Wide awake now, I turned to a heading of 270 degrees until the lights faded away into the darkness and then resumed heading north. The thought of being picked up from France by a German listening device was a haunting one.

Shortly after dawn broke, I saw land and some letters formed by handplaced rocks on the ground that spelled E I R E. It was a beautiful sight as the gas was getting low and I had no idea where we were - and wasn't too sure that our navigators did, either. I knew then we had to be due west of England, so I took a heading of 90 degrees and hoped that the gas would hold out. There were many cargo and naval ships in the sea below and I planned to ditch our airplane as close to a ship as possible if the gas ran out.

Shortly a coastline came into view and I was determined to land at the first opportunity; military or civilian, it mattered not one whit to me. Within a minute or so I saw what looked as if it might be an airstrip and promptly landed. It was a RAF base and an American-made Jeep that came out to the airplane carried a stern-looking Englishman who said, "You can't land here!" I had already landed after a six- or seven-day trip from the U.S.A. but was perfectly willing to go back home the way I'd come if I had the authority. We got them to "lend" us some gas and give us a heading to an American base. Following this heading we landed at a place called Newquey at the southwestern tip of England.

We were told to deliver our airplane to Burtonwood Air Depot, up the northwest coast near Liverpool. We stayed at Newquey a day or so until the weather was forecast to be good enough to land at Burtonwood. We took off in the late afternoon and when we arrived over Burtonwood, the fog had rolled in from the sea. I could see straight down, but not horizontally at all. The control tower then instructed me to fly the British glide path approach system, which I did, and landed safely. Thankfully, I'd been told about some of the RAF systems in flying school.

Once on the ground, we become very concerned about our cargo of whiskey, silk stockings and watches.
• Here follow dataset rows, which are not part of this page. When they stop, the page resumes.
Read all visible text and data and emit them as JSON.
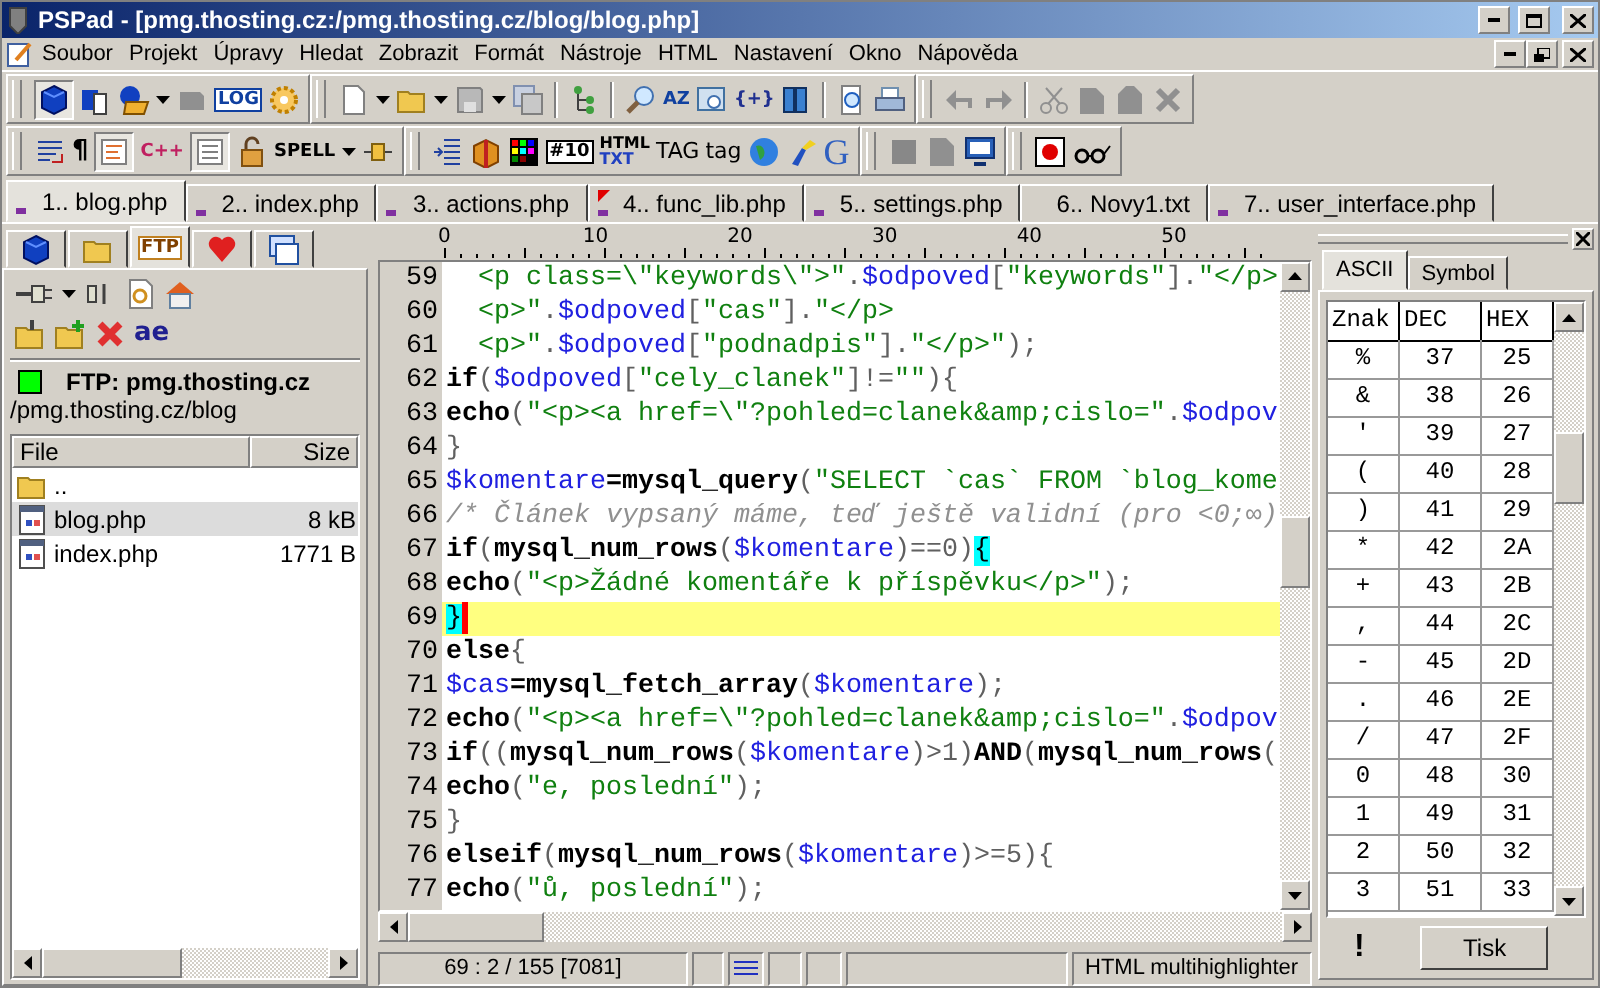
{
  "window": {
    "title": "PSPad - [pmg.thosting.cz:/pmg.thosting.cz/blog/blog.php]"
  },
  "menu": [
    "Soubor",
    "Projekt",
    "Úpravy",
    "Hledat",
    "Zobrazit",
    "Formát",
    "Nástroje",
    "HTML",
    "Nastavení",
    "Okno",
    "Nápověda"
  ],
  "toolbar_texts": {
    "log": "LOG",
    "az": "AZ",
    "braces": "{+}",
    "pilcrow": "¶",
    "cpp": "C++",
    "spell": "SPELL",
    "grid_number": "#10",
    "html": "HTML",
    "txt": "TXT",
    "tag_upper": "TAG",
    "tag_lower": "tag",
    "g": "G"
  },
  "toolbar_toggles": [
    {
      "pressed": true
    },
    {
      "pressed": true
    },
    {
      "pressed": true
    }
  ],
  "tabs": [
    {
      "label": "1.. blog.php",
      "selected": true,
      "remote": true,
      "modified": false
    },
    {
      "label": "2.. index.php",
      "selected": false,
      "remote": true,
      "modified": false
    },
    {
      "label": "3.. actions.php",
      "selected": false,
      "remote": true,
      "modified": false
    },
    {
      "label": "4.. func_lib.php",
      "selected": false,
      "remote": true,
      "modified": true
    },
    {
      "label": "5.. settings.php",
      "selected": false,
      "remote": true,
      "modified": false
    },
    {
      "label": "6.. Novy1.txt",
      "selected": false,
      "remote": false,
      "modified": false
    },
    {
      "label": "7.. user_interface.php",
      "selected": false,
      "remote": true,
      "modified": false
    }
  ],
  "side_panel": {
    "tabs": [
      {
        "selected": false
      },
      {
        "selected": false
      },
      {
        "selected": true,
        "label": "FTP"
      },
      {
        "selected": false
      },
      {
        "selected": false
      }
    ],
    "rename_label": "ae",
    "connection": {
      "connected": true,
      "label": "FTP: pmg.thosting.cz"
    },
    "path": "/pmg.thosting.cz/blog",
    "columns": [
      "File",
      "Size"
    ],
    "files": [
      {
        "name": "..",
        "kind": "folder",
        "selected": false
      },
      {
        "name": "blog.php",
        "size": "8 kB",
        "kind": "file",
        "selected": true
      },
      {
        "name": "index.php",
        "size": "1771 B",
        "kind": "file",
        "selected": false
      }
    ]
  },
  "editor": {
    "ruler": [
      "0",
      "10",
      "20",
      "30",
      "40",
      "50"
    ],
    "lines": [
      {
        "number": "59",
        "current": false,
        "tokens": [
          {
            "kind": "str",
            "text": "  <p class=\\\"keywords\\\">\""
          },
          {
            "kind": "punct",
            "text": "."
          },
          {
            "kind": "var",
            "text": "$odpoved"
          },
          {
            "kind": "punct",
            "text": "["
          },
          {
            "kind": "str",
            "text": "\"keywords\""
          },
          {
            "kind": "punct",
            "text": "]."
          },
          {
            "kind": "str",
            "text": "\"</p>"
          }
        ]
      },
      {
        "number": "60",
        "current": false,
        "tokens": [
          {
            "kind": "str",
            "text": "  <p>\""
          },
          {
            "kind": "punct",
            "text": "."
          },
          {
            "kind": "var",
            "text": "$odpoved"
          },
          {
            "kind": "punct",
            "text": "["
          },
          {
            "kind": "str",
            "text": "\"cas\""
          },
          {
            "kind": "punct",
            "text": "]."
          },
          {
            "kind": "str",
            "text": "\"</p>"
          }
        ]
      },
      {
        "number": "61",
        "current": false,
        "tokens": [
          {
            "kind": "str",
            "text": "  <p>\""
          },
          {
            "kind": "punct",
            "text": "."
          },
          {
            "kind": "var",
            "text": "$odpoved"
          },
          {
            "kind": "punct",
            "text": "["
          },
          {
            "kind": "str",
            "text": "\"podnadpis\""
          },
          {
            "kind": "punct",
            "text": "]."
          },
          {
            "kind": "str",
            "text": "\"</p>\""
          },
          {
            "kind": "punct",
            "text": ");"
          }
        ]
      },
      {
        "number": "62",
        "current": false,
        "tokens": [
          {
            "kind": "code",
            "text": "if"
          },
          {
            "kind": "punct",
            "text": "("
          },
          {
            "kind": "var",
            "text": "$odpoved"
          },
          {
            "kind": "punct",
            "text": "["
          },
          {
            "kind": "str",
            "text": "\"cely_clanek\""
          },
          {
            "kind": "punct",
            "text": "]!="
          },
          {
            "kind": "str",
            "text": "\"\""
          },
          {
            "kind": "punct",
            "text": "){"
          }
        ]
      },
      {
        "number": "63",
        "current": false,
        "tokens": [
          {
            "kind": "code",
            "text": "echo"
          },
          {
            "kind": "punct",
            "text": "("
          },
          {
            "kind": "str",
            "text": "\"<p><a href=\\\"?pohled=clanek&amp;cislo=\""
          },
          {
            "kind": "punct",
            "text": "."
          },
          {
            "kind": "var",
            "text": "$odpov"
          }
        ]
      },
      {
        "number": "64",
        "current": false,
        "tokens": [
          {
            "kind": "punct",
            "text": "}"
          }
        ]
      },
      {
        "number": "65",
        "current": false,
        "tokens": [
          {
            "kind": "var",
            "text": "$komentare"
          },
          {
            "kind": "code",
            "text": "=mysql_query"
          },
          {
            "kind": "punct",
            "text": "("
          },
          {
            "kind": "str",
            "text": "\"SELECT `cas` FROM `blog_kome"
          }
        ]
      },
      {
        "number": "66",
        "current": false,
        "tokens": [
          {
            "kind": "comment",
            "text": "/* Článek vypsaný máme, teď ještě validní (pro <0;∞)"
          }
        ]
      },
      {
        "number": "67",
        "current": false,
        "tokens": [
          {
            "kind": "code",
            "text": "if"
          },
          {
            "kind": "punct",
            "text": "("
          },
          {
            "kind": "code",
            "text": "mysql_num_rows"
          },
          {
            "kind": "punct",
            "text": "("
          },
          {
            "kind": "var",
            "text": "$komentare"
          },
          {
            "kind": "punct",
            "text": ")==0)"
          },
          {
            "kind": "match",
            "text": "{"
          }
        ]
      },
      {
        "number": "68",
        "current": false,
        "tokens": [
          {
            "kind": "code",
            "text": "echo"
          },
          {
            "kind": "punct",
            "text": "("
          },
          {
            "kind": "str",
            "text": "\"<p>Žádné komentáře k příspěvku</p>\""
          },
          {
            "kind": "punct",
            "text": ");"
          }
        ]
      },
      {
        "number": "69",
        "current": true,
        "tokens": [
          {
            "kind": "match",
            "text": "}"
          }
        ]
      },
      {
        "number": "70",
        "current": false,
        "tokens": [
          {
            "kind": "code",
            "text": "else"
          },
          {
            "kind": "punct",
            "text": "{"
          }
        ]
      },
      {
        "number": "71",
        "current": false,
        "tokens": [
          {
            "kind": "var",
            "text": "$cas"
          },
          {
            "kind": "code",
            "text": "=mysql_fetch_array"
          },
          {
            "kind": "punct",
            "text": "("
          },
          {
            "kind": "var",
            "text": "$komentare"
          },
          {
            "kind": "punct",
            "text": ");"
          }
        ]
      },
      {
        "number": "72",
        "current": false,
        "tokens": [
          {
            "kind": "code",
            "text": "echo"
          },
          {
            "kind": "punct",
            "text": "("
          },
          {
            "kind": "str",
            "text": "\"<p><a href=\\\"?pohled=clanek&amp;cislo=\""
          },
          {
            "kind": "punct",
            "text": "."
          },
          {
            "kind": "var",
            "text": "$odpov"
          }
        ]
      },
      {
        "number": "73",
        "current": false,
        "tokens": [
          {
            "kind": "code",
            "text": "if"
          },
          {
            "kind": "punct",
            "text": "(("
          },
          {
            "kind": "code",
            "text": "mysql_num_rows"
          },
          {
            "kind": "punct",
            "text": "("
          },
          {
            "kind": "var",
            "text": "$komentare"
          },
          {
            "kind": "punct",
            "text": ")>1)"
          },
          {
            "kind": "code",
            "text": "AND"
          },
          {
            "kind": "punct",
            "text": "("
          },
          {
            "kind": "code",
            "text": "mysql_num_rows"
          },
          {
            "kind": "punct",
            "text": "("
          }
        ]
      },
      {
        "number": "74",
        "current": false,
        "tokens": [
          {
            "kind": "code",
            "text": "echo"
          },
          {
            "kind": "punct",
            "text": "("
          },
          {
            "kind": "str",
            "text": "\"e, poslední\""
          },
          {
            "kind": "punct",
            "text": ");"
          }
        ]
      },
      {
        "number": "75",
        "current": false,
        "tokens": [
          {
            "kind": "punct",
            "text": "}"
          }
        ]
      },
      {
        "number": "76",
        "current": false,
        "tokens": [
          {
            "kind": "code",
            "text": "elseif"
          },
          {
            "kind": "punct",
            "text": "("
          },
          {
            "kind": "code",
            "text": "mysql_num_rows"
          },
          {
            "kind": "punct",
            "text": "("
          },
          {
            "kind": "var",
            "text": "$komentare"
          },
          {
            "kind": "punct",
            "text": ")>=5){"
          }
        ]
      },
      {
        "number": "77",
        "current": false,
        "tokens": [
          {
            "kind": "code",
            "text": "echo"
          },
          {
            "kind": "punct",
            "text": "("
          },
          {
            "kind": "str",
            "text": "\"ů, poslední\""
          },
          {
            "kind": "punct",
            "text": ");"
          }
        ]
      }
    ]
  },
  "status_bar": {
    "position": "69 : 2 / 155  [7081]",
    "highlighter": "HTML multihighlighter"
  },
  "ascii_panel": {
    "tabs": [
      {
        "label": "ASCII",
        "selected": true
      },
      {
        "label": "Symbol",
        "selected": false
      }
    ],
    "columns": [
      "Znak",
      "DEC",
      "HEX"
    ],
    "rows": [
      {
        "char": "%",
        "dec": "37",
        "hex": "25"
      },
      {
        "char": "&",
        "dec": "38",
        "hex": "26"
      },
      {
        "char": "'",
        "dec": "39",
        "hex": "27"
      },
      {
        "char": "(",
        "dec": "40",
        "hex": "28"
      },
      {
        "char": ")",
        "dec": "41",
        "hex": "29"
      },
      {
        "char": "*",
        "dec": "42",
        "hex": "2A"
      },
      {
        "char": "+",
        "dec": "43",
        "hex": "2B"
      },
      {
        "char": ",",
        "dec": "44",
        "hex": "2C"
      },
      {
        "char": "-",
        "dec": "45",
        "hex": "2D"
      },
      {
        "char": ".",
        "dec": "46",
        "hex": "2E"
      },
      {
        "char": "/",
        "dec": "47",
        "hex": "2F"
      },
      {
        "char": "0",
        "dec": "48",
        "hex": "30"
      },
      {
        "char": "1",
        "dec": "49",
        "hex": "31"
      },
      {
        "char": "2",
        "dec": "50",
        "hex": "32"
      },
      {
        "char": "3",
        "dec": "51",
        "hex": "33"
      }
    ],
    "note": "!",
    "button": "Tisk"
  }
}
Since the bomb sight was no longer with us, we had put the metal safe, which the bomb sight had been in, to good use as a storage place for as many cases of whiskey as it would hold.

Hurdle, always good at procurement, came through again and commandeered a GI truck to haul us and our baggage to the assigned replacement depot at Shakespeare's old home town, Stratford-upon-Avon. I turned my plane in and got some second lieutenant to sign for it and we were on our way.

That was some "chilling" ride at night on those very narrow, winding English roads. At Stratford-upon-Avon, we exchanged what little American money we had left for British pounds and shillings and promptly got into a poker game. We were betting pound notes like they were dollars when in reality the exchange was one pound note for $4.35 American.

Crews were coming and going at a rapid rate. Thus we were shipped out via rail to Stone on 11 November 1943. Stone was near Norwich and we were allowed to visit the city once or twice. We marveled at how the people ran, not walked, almost everywhere they went. The canal system intrigued us, as a canal ran almost through the base. Next we went to Cheddington and it was there that we had our first leave to London. (It was also here we ate Thanksgiving dinner.) We arrived at the Charing Cross Station in London during an air raid. Sirens and searchlights were all over the place. Some of us went outside the station to see the excitement, but when shrapnel from the antiaircraft shells started falling all around us, we quickly went back inside.

We flew a few practice missions from Cheddington and on 27 November 1943, we were transferred to Attlebury for further flying training and formation flying. During one practice mission with the new B24H, equipped with a nose turret, Hurdle got the turret turned in such a way that he couldn't get out or turn it at all. He was climbing around in it very much akin to a squirrel in a cage. However, we landed safely, so no harm was done.

The big day came on 19 December 1943, when we received orders to report to the 392nd Bomb Group at Wendling. Our transportation was by GI truck. On arrival at our permanent base, the driver pointed to the B-24s parked on their hardstands and informed us, "Those are the very airplanes that are taking the bombs into Germany." Wow, that remark hit home and sunk in.